Zone Alarm is an excellent firewall that is very popular. Zone Alarm offers both paid and free versions that can protect your computer as much or as little as you desire. An even more comprehensive program is Norton Internet Security 2005 that touts its ability to hide your PC on the Internet so hackers can’t find it. The Mac also has an integrated firewall, just like Windows. However, Norton also makes a comprehensive security solution for this platform as well in the form of Norton Internet Security 3.0. The best part of Norton Internet Security 2005 for the PC is its integrated “Intrusion Detection System” that automatically blocks suspicious traffic. Not only does this product block suspicious incoming connections, ut it lets you configure your “outbound” Internet connections too. This is advantageous, because if you do get infected with spyware, Norton will alert you that a program on your system is attempting to connect to the Internet and asks you if you really want this program to connect. By giving you the opportunity to block these connections, you can effectively thwart malicious spyware from doing its evil.
Apple’s Macintosh has its own version of this type of Intrusion Detection with a program called, “Little Snitch” that effectively asks your permission any time a program wants to connect to the Internet. Although the Mac seldom becomes infected with spyware, it is a handy utility to have so that you know exactly what your computer is doing on the Internet.
Now that your computer has been through its trial by fire(wall), the best answer is to simply put your computer on ICE! If you have resigned yourself to the fact that, no matter what you do, your computer is going to get infected, then use a program called “Deep Freeze”. This software for both Mac and PC lets you configure your computer with all the programs you need and then “freeze” your configuration. If a hacker infects your computer with a virus or spyware, Deep Freeze makes the damage simply disappear. All of your settings, files and programs are completely restored to their original configurations every time you restart your computer. This makes it possible for you to avoid problems caused by software conflicts, registry and operating system corruption, lost network and Internet connections, as well as a host of problems caused by simply connecting t virus-ridden network sites. The only catch is that you have to store your personal documents on a separate drive that does not “revert” each time you restart your machine. You have to imagine this program literally resets your computer to a frozen state that you specify. However, if you create a word document, it would be lost if it were on that drive. So, remember to keep a separate drive with your personal files and you’ll have a computer that won’t ever become infected or go down. Now, all you have to worry about are mechanical failures.

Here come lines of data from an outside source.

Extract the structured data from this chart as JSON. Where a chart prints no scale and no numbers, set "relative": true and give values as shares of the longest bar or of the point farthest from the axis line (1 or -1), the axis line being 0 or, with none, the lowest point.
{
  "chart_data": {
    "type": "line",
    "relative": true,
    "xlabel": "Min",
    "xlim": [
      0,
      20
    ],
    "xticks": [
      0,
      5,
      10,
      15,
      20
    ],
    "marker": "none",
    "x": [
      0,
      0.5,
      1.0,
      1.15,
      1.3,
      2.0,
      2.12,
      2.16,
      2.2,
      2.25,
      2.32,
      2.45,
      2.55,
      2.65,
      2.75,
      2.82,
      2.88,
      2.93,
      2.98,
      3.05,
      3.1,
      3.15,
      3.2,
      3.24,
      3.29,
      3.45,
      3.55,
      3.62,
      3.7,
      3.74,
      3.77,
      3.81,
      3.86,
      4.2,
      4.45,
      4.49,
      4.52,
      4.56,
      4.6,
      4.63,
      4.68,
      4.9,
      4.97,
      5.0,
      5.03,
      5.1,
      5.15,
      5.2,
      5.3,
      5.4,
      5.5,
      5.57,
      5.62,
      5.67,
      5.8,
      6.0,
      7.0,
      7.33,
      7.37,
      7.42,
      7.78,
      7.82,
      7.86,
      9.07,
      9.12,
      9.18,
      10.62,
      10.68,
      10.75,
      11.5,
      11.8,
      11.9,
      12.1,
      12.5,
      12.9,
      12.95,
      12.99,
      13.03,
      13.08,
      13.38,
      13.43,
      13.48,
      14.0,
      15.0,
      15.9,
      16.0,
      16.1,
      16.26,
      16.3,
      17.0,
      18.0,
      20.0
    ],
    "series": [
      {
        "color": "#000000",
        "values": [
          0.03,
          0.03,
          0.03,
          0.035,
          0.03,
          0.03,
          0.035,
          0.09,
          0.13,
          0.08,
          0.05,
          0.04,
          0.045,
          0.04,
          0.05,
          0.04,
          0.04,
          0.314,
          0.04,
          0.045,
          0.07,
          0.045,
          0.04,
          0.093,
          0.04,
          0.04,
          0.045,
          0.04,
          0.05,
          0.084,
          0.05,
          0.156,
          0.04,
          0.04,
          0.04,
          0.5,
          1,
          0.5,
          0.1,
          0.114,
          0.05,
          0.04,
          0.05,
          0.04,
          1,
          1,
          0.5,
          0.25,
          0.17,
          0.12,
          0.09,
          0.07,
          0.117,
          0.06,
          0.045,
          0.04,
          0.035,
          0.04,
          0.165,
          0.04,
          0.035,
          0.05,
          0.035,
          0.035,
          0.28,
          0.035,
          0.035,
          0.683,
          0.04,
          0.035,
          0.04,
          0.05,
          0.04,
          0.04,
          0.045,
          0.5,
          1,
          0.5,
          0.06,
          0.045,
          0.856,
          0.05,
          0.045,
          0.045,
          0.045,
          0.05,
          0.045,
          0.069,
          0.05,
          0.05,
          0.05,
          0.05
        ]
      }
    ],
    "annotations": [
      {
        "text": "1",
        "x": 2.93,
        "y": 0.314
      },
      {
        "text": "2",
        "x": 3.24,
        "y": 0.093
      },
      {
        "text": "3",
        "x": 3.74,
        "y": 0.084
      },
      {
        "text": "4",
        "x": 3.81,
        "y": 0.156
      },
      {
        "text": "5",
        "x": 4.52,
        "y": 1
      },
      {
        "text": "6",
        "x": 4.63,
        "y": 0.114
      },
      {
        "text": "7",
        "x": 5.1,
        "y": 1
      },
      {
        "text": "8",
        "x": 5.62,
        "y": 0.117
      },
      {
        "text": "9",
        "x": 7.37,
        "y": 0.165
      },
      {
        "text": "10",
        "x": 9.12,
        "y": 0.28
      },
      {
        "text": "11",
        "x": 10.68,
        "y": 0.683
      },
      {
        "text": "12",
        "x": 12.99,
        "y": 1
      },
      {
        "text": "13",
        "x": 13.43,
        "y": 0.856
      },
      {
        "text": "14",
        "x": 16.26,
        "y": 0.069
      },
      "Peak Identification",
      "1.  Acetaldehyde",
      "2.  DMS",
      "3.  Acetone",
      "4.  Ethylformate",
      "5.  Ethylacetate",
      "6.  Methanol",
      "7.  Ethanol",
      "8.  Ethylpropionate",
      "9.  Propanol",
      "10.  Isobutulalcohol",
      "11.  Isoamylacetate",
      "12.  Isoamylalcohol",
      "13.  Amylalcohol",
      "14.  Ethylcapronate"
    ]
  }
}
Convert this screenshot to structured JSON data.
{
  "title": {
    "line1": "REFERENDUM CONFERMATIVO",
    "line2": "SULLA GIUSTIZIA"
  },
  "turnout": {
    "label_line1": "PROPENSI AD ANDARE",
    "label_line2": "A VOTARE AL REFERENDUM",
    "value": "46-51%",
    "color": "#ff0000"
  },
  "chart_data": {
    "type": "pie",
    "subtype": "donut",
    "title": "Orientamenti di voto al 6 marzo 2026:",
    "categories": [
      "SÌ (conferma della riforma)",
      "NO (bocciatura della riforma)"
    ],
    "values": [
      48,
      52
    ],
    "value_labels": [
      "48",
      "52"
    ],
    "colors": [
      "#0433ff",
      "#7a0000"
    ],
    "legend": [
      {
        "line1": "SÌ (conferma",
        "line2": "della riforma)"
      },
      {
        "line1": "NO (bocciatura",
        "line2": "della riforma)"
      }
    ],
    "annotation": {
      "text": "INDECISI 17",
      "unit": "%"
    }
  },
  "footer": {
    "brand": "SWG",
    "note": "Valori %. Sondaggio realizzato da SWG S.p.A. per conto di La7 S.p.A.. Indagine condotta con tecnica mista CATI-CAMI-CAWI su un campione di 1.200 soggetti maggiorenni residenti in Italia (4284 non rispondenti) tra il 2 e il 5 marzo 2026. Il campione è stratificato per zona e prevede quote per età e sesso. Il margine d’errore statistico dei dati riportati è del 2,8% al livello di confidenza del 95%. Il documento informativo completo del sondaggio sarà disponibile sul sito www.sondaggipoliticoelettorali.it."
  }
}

Finding ways to prevent hackers from accessing Windows is difficult because your operating system is always in a constant state of flux. Every time you turn on your computer, browse the web, or get a Microsoft update, your operating system changes. If you want to prevent all changes from taking place on your computer, freeze the computer—but then you can’t make any changes to your operating system at all.
There are good and bad points to both approaches—but in a world where having a functional computer is a necessity—this Tech Tip will keep your system running.